Izmirlian Medical Center (), is a medical center and a research foundation located in the Armenian capital Yerevan. Opened in 1986, it is located in the Kanaker-Zeytun district and currently operates under the supervision of the Mother See of Holy Etchmiadzin. The Surb Nerses Mets Research and Education Center (), operates within the medical center.

History
The medical center-institute was originally opened in 1986 in the Nor Zeytun neighbourhood of Yerevan as a center of proctology named after L. Nazarov. Between 1998 and 2000, the center was redeveloped by the New York-based Armenian General Benevolent Union to include a section for plastic surgery and other surgical specialties. In 2000, the center was granted to the Mother See of Holy Etchmiadzin and renamed as Surb Nerses Mets Medical Center, after the Catholicos of All Armenians Nerses I of the 4 the century.

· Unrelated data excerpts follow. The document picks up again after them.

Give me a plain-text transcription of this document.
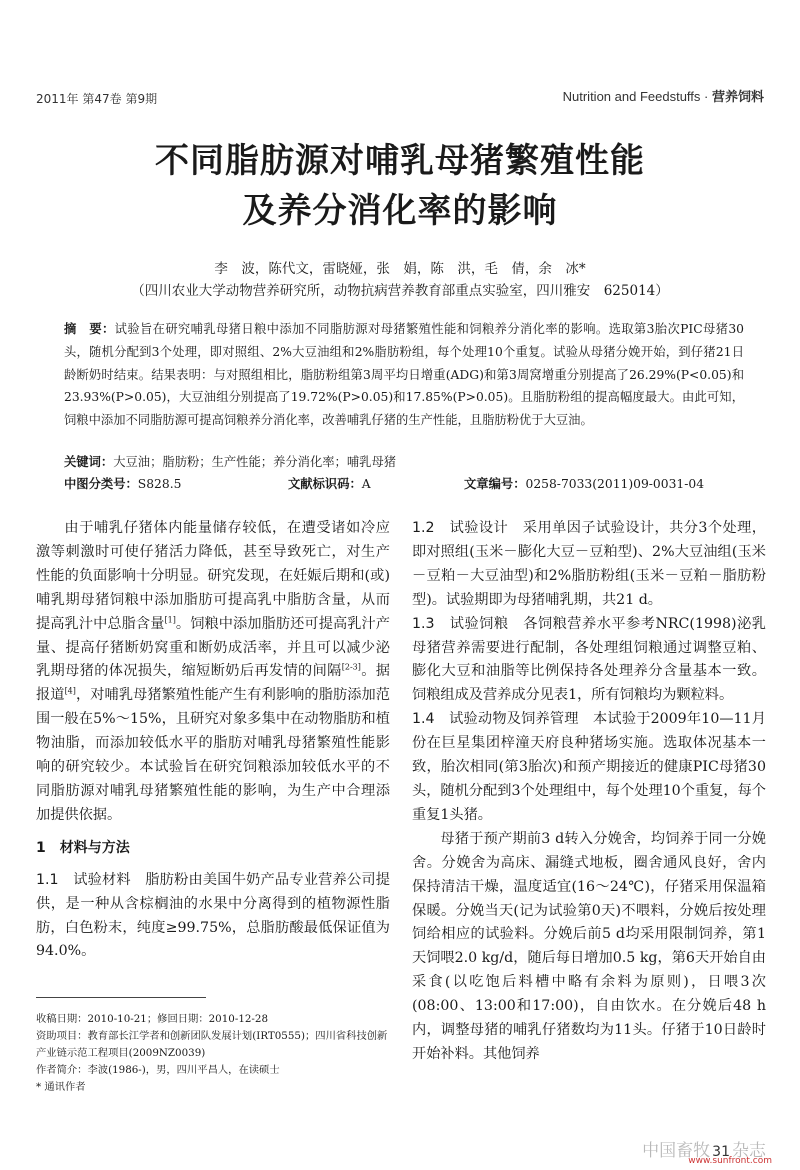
2011年 第47卷 第9期	Nutrition and Feedstuffs · 营养饲料
不同脂肪源对哺乳母猪繁殖性能
及养分消化率的影响
李　波，陈代文，雷晓娅，张　娟，陈　洪，毛　倩，余　冰*
（四川农业大学动物营养研究所，动物抗病营养教育部重点实验室，四川雅安　625014）
摘　要：试验旨在研究哺乳母猪日粮中添加不同脂肪源对母猪繁殖性能和饲粮养分消化率的影响。选取第3胎次PIC母猪30头，随机分配到3个处理，即对照组、2%大豆油组和2%脂肪粉组，每个处理10个重复。试验从母猪分娩开始，到仔猪21日龄断奶时结束。结果表明：与对照组相比，脂肪粉组第3周平均日增重(ADG)和第3周窝增重分别提高了26.29%(P<0.05)和23.93%(P>0.05)，大豆油组分别提高了19.72%(P>0.05)和17.85%(P>0.05)。且脂肪粉组的提高幅度最大。由此可知，饲粮中添加不同脂肪源可提高饲粮养分消化率，改善哺乳仔猪的生产性能，且脂肪粉优于大豆油。
关键词：大豆油；脂肪粉；生产性能；养分消化率；哺乳母猪
中图分类号：S828.5	文献标识码：A	文章编号：0258-7033(2011)09-0031-04

由于哺乳仔猪体内能量储存较低，在遭受诸如冷应激等刺激时可使仔猪活力降低，甚至导致死亡，对生产性能的负面影响十分明显。研究发现，在妊娠后期和(或)哺乳期母猪饲粮中添加脂肪可提高乳中脂肪含量，从而提高乳汁中总脂含量[1]。饲粮中添加脂肪还可提高乳汁产量、提高仔猪断奶窝重和断奶成活率，并且可以减少泌乳期母猪的体况损失，缩短断奶后再发情的间隔[2-3]。据报道[4]，对哺乳母猪繁殖性能产生有利影响的脂肪添加范围一般在5%～15%，且研究对象多集中在动物脂肪和植物油脂，而添加较低水平的脂肪对哺乳母猪繁殖性能影响的研究较少。本试验旨在研究饲粮添加较低水平的不同脂肪源对哺乳母猪繁殖性能的影响，为生产中合理添加提供依据。

1　材料与方法

1.1　试验材料　 脂肪粉由美国牛奶产品专业营养公司提供，是一种从含棕榈油的水果中分离得到的植物源性脂肪，白色粉末，纯度≥99.75%，总脂肪酸最低保证值为94.0%。

收稿日期：2010-10-21；修回日期：2010-12-28

资助项目：教育部长江学者和创新团队发展计划(IRT0555)；四川省科技创新产业链示范工程项目(2009NZ0039)

作者简介：李波(1986-)，男，四川平昌人，在读硕士

* 通讯作者

1.2　试验设计　 采用单因子试验设计，共分3个处理，即对照组(玉米－膨化大豆－豆粕型)、2%大豆油组(玉米－豆粕－大豆油型)和2%脂肪粉组(玉米－豆粕－脂肪粉型)。试验期即为母猪哺乳期，共21 d。

1.3　试验饲粮　 各饲粮营养水平参考NRC(1998)泌乳母猪营养需要进行配制，各处理组饲粮通过调整豆粕、膨化大豆和油脂等比例保持各处理养分含量基本一致。饲粮组成及营养成分见表1，所有饲粮均为颗粒料。

1.4　试验动物及饲养管理　 本试验于2009年10—11月份在巨星集团梓潼天府良种猪场实施。选取体况基本一致，胎次相同(第3胎次)和预产期接近的健康PIC母猪30头，随机分配到3个处理组中，每个处理10个重复，每个重复1头猪。

母猪于预产期前3 d转入分娩舍，均饲养于同一分娩舍。分娩舍为高床、漏缝式地板，圈舍通风良好，舍内保持清洁干燥，温度适宜(16～24℃)，仔猪采用保温箱保暖。分娩当天(记为试验第0天)不喂料，分娩后按处理饲给相应的试验料。分娩后前5 d均采用限制饲养，第1天饲喂2.0 kg/d，随后每日增加0.5 kg，第6天开始自由采食(以吃饱后料槽中略有余料为原则)，日喂3次(08:00、13:00和17:00)，自由饮水。在分娩后48 h内，调整母猪的哺乳仔猪数均为11头。仔猪于10日龄时开始补料。其他饲养

中国畜牧 31 杂志
www.sunfront.com
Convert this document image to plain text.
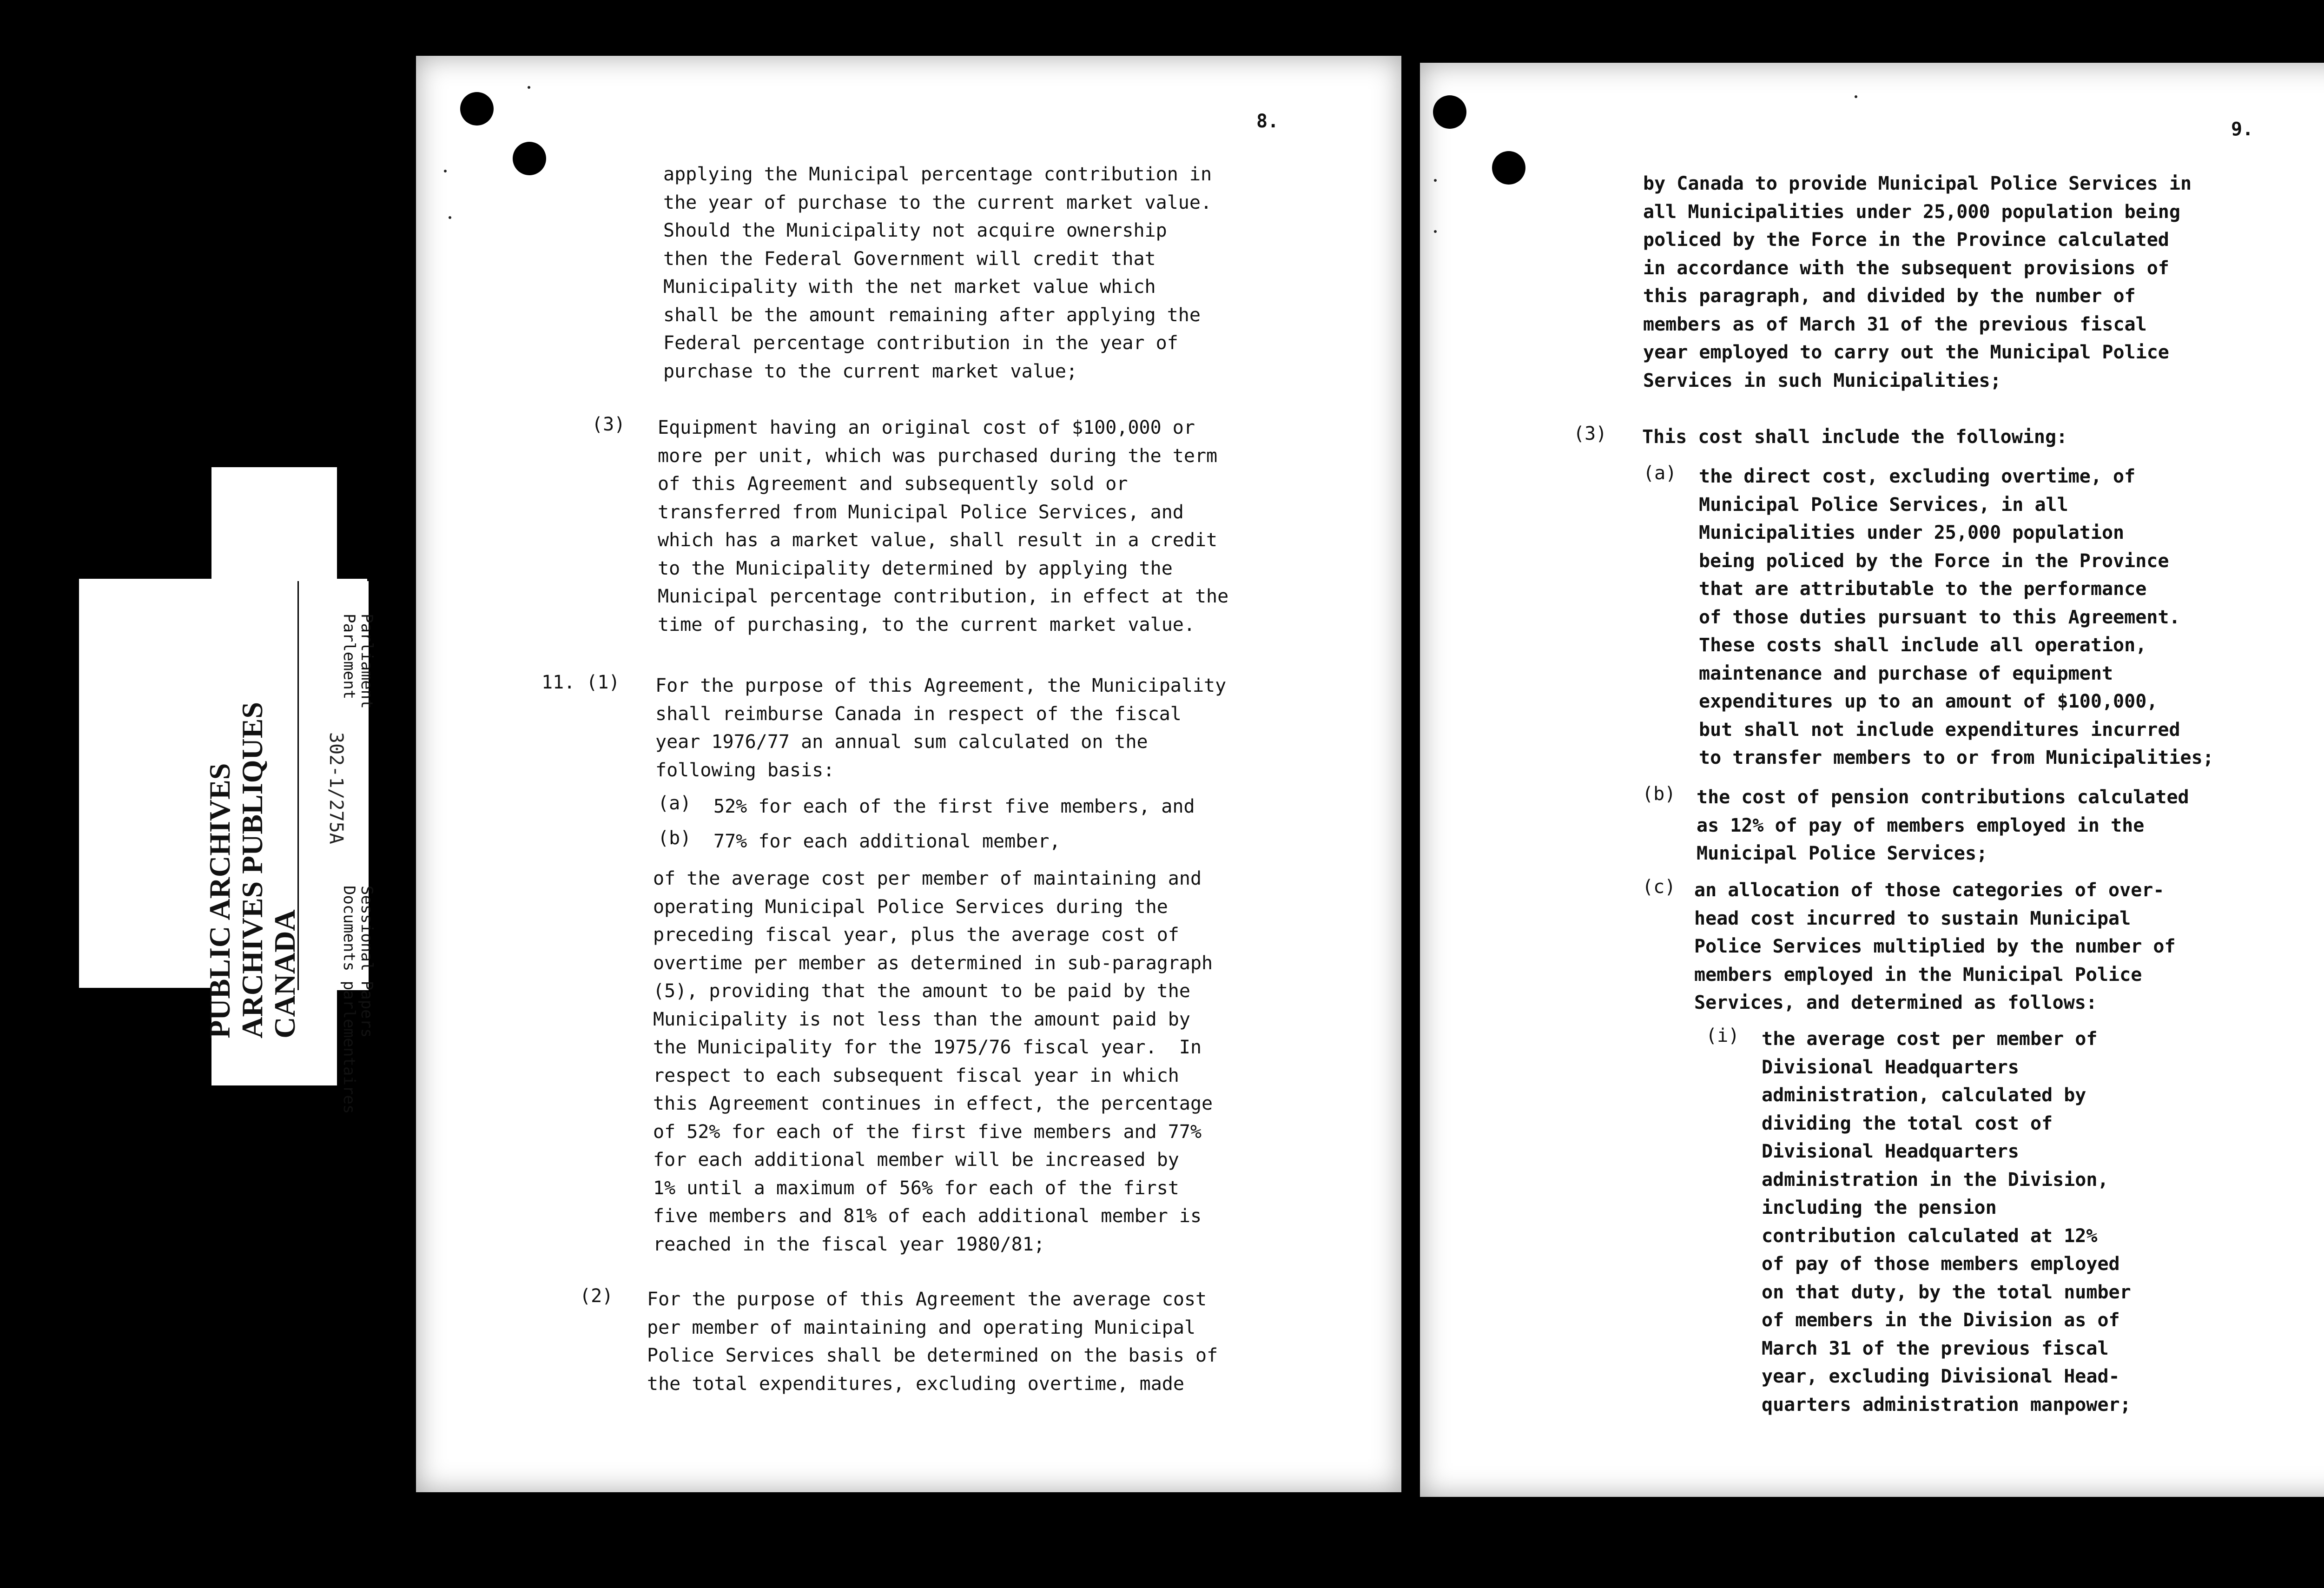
PUBLIC ARCHIVES ARCHIVES PUBLIQUES CANADA
Parliament
Parlement
302-1/275A
Sessional Papers
Documents parlementaires
8.
applying the Municipal percentage contribution in
the year of purchase to the current market value.
Should the Municipality not acquire ownership
then the Federal Government will credit that
Municipality with the net market value which
shall be the amount remaining after applying the
Federal percentage contribution in the year of
purchase to the current market value;
(3) Equipment having an original cost of $100,000 or
more per unit, which was purchased during the term
of this Agreement and subsequently sold or
transferred from Municipal Police Services, and
which has a market value, shall result in a credit
to the Municipality determined by applying the
Municipal percentage contribution, in effect at the
time of purchasing, to the current market value.
11. (1) For the purpose of this Agreement, the Municipality
shall reimburse Canada in respect of the fiscal
year 1976/77 an annual sum calculated on the
following basis:
(a) 52% for each of the first five members, and
(b) 77% for each additional member,
of the average cost per member of maintaining and
operating Municipal Police Services during the
preceding fiscal year, plus the average cost of
overtime per member as determined in sub-paragraph
(5), providing that the amount to be paid by the
Municipality is not less than the amount paid by
the Municipality for the 1975/76 fiscal year.  In
respect to each subsequent fiscal year in which
this Agreement continues in effect, the percentage
of 52% for each of the first five members and 77%
for each additional member will be increased by
1% until a maximum of 56% for each of the first
five members and 81% of each additional member is
reached in the fiscal year 1980/81;
(2) For the purpose of this Agreement the average cost
per member of maintaining and operating Municipal
Police Services shall be determined on the basis of
the total expenditures, excluding overtime, made
9.
by Canada to provide Municipal Police Services in
all Municipalities under 25,000 population being
policed by the Force in the Province calculated
in accordance with the subsequent provisions of
this paragraph, and divided by the number of
members as of March 31 of the previous fiscal
year employed to carry out the Municipal Police
Services in such Municipalities;
(3) This cost shall include the following:
(a) the direct cost, excluding overtime, of
Municipal Police Services, in all
Municipalities under 25,000 population
being policed by the Force in the Province
that are attributable to the performance
of those duties pursuant to this Agreement.
These costs shall include all operation,
maintenance and purchase of equipment
expenditures up to an amount of $100,000,
but shall not include expenditures incurred
to transfer members to or from Municipalities;
(b) the cost of pension contributions calculated
as 12% of pay of members employed in the
Municipal Police Services;
(c) an allocation of those categories of over-
head cost incurred to sustain Municipal
Police Services multiplied by the number of
members employed in the Municipal Police
Services, and determined as follows:
(i) the average cost per member of
Divisional Headquarters
administration, calculated by
dividing the total cost of
Divisional Headquarters
administration in the Division,
including the pension
contribution calculated at 12%
of pay of those members employed
on that duty, by the total number
of members in the Division as of
March 31 of the previous fiscal
year, excluding Divisional Head-
quarters administration manpower;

In 2013, the center was entirely redeveloped through donations from the Izmirlian Family Foundation. US$12 million has been allocated for the redevelopment process and the construction of a new building. The hospital of the center was renamed in honor of benefactor Dikran Izmirlian. Other Armenian benefactors from Brazil, United States and France have also contributed in the redevelopment of the center.

Services
With a capacity of 139 beds, currently the medical center-institute has 15 sections:
 Coloproctology
 General proctology
 Orthopedics and sports traumatology
 General and laparoscopic surgery
 Urology
 Otorhinolaryngology / Plastic, oral and maxillofacial surgery
 Endoscopy and reconstructive gynaecology
 Anesthesiology, rehabilitation and ICU
 Cardiac surgery
 Cardiothoracic surgery
 Vascular surgery
 Robot-assisted surgery
 Hematology
 Computerized axial tomography scan
 Magnetic resonance imaging
 Advisory diagnostic
 Laboratory

Researches in the center are mainly conducted in the fields of urology, proctology, gastroenterology, etc. The center also hosts several conferences in urology throughout the year.